La formule de promotion du logement en location-vente est en fait, une formule de logement financée, dans de grandes proportions, par l’Etat. Après plus de 20 années de pratique, un bilan s’impose, avec un réajustement de la formule location-vente en particulier et le logement en général. Ci-dessous quelques pistes :

● Gagner le pari de la qualité architecturale, environnementale et urbaine après avoir emporté celui de la quantité de logements réalisés. 

● Faire réadmettre les missions originelles d’amélioration et de développement du logement au sein de l’Agence, à travers le développement de la recherche, l’innovation et le développement.

● Les défis du pays sont en rapport avec un aménagement équilibré de notre vaste territoires dans ses composantes : hauts plateaux et sud. L’AADL dotée d’une longue expérience dans la réalisation de logements, devrait contribuer à cette effort, à travers :

o Le gel du développement périurbain de nos grandes aires métropolitaines autour d’Alger, Oran, Annaba et Constantine et puis les villes littorales au profit d’opérations de revitalisations et restructuration des tissus anciens ;

o Le développement de nouveaux pôles urbains dans des villes nouvelles, mais intimement liées à des pôles économiques. La portée sociale de la ville ne peut durer dans le temps, sans sa portée économique. L’offre de logements doit s’accompagner d’offre d’emploi et de services;

o Les typologies de logement et groupement de logements devraient être écologiques, résiliente et durable. D’abord, par rapport à la rareté des ressources en eau, en énergie, en alimentation et en biodiversité qui s’annonce. Ensuite, vis-à-vis des risques de diverses natures (naturels, technologiques, géotechnique, climatique, environnementaux et sanitaires) qui vont de plus en plus concerner nos territoires.

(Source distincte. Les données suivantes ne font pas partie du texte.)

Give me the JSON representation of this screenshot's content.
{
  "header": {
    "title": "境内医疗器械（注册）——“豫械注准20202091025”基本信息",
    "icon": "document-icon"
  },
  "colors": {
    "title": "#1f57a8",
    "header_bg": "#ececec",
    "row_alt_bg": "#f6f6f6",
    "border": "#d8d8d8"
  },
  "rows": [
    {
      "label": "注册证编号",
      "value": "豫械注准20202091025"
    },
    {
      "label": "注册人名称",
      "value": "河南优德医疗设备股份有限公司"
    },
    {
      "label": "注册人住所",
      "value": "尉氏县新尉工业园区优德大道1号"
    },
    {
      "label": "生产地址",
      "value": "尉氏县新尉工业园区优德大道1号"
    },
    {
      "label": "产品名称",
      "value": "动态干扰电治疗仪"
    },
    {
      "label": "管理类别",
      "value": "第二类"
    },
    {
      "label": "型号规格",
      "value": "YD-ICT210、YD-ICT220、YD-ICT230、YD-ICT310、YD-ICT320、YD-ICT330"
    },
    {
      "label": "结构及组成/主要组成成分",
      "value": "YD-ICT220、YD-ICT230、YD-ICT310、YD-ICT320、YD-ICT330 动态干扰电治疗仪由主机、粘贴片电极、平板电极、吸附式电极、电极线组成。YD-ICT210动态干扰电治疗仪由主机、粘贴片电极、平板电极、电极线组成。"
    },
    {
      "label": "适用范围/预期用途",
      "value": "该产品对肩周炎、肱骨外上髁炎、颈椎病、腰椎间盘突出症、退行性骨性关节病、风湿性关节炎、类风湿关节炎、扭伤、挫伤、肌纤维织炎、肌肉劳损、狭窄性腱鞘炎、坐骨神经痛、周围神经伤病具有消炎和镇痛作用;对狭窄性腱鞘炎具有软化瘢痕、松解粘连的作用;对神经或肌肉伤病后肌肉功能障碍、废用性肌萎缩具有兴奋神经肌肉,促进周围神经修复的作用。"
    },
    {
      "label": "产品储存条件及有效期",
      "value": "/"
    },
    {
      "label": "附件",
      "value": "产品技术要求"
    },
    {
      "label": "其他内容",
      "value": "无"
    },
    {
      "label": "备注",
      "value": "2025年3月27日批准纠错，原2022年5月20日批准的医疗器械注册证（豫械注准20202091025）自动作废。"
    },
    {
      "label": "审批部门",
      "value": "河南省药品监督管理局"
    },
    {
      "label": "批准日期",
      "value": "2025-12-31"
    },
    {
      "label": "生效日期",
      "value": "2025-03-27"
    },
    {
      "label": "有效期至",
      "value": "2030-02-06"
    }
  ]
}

« L’EPAU et particulièrement le laboratoire VUDD avait entamé cette opération de bilan à travers ses recherches depuis sa création en 2007. Un 1e colloque international sur « la ville algérienne, 50 ans après Bilan et visions d’avenir » en 2012. L’effort de recherche et de coopération université-secteur socio-économique devrait se renforcer. Au laboratoire VUDD, on est à la disposition du secteur du logement, l’urbanisme et la ville pour toutes formes de coopérations.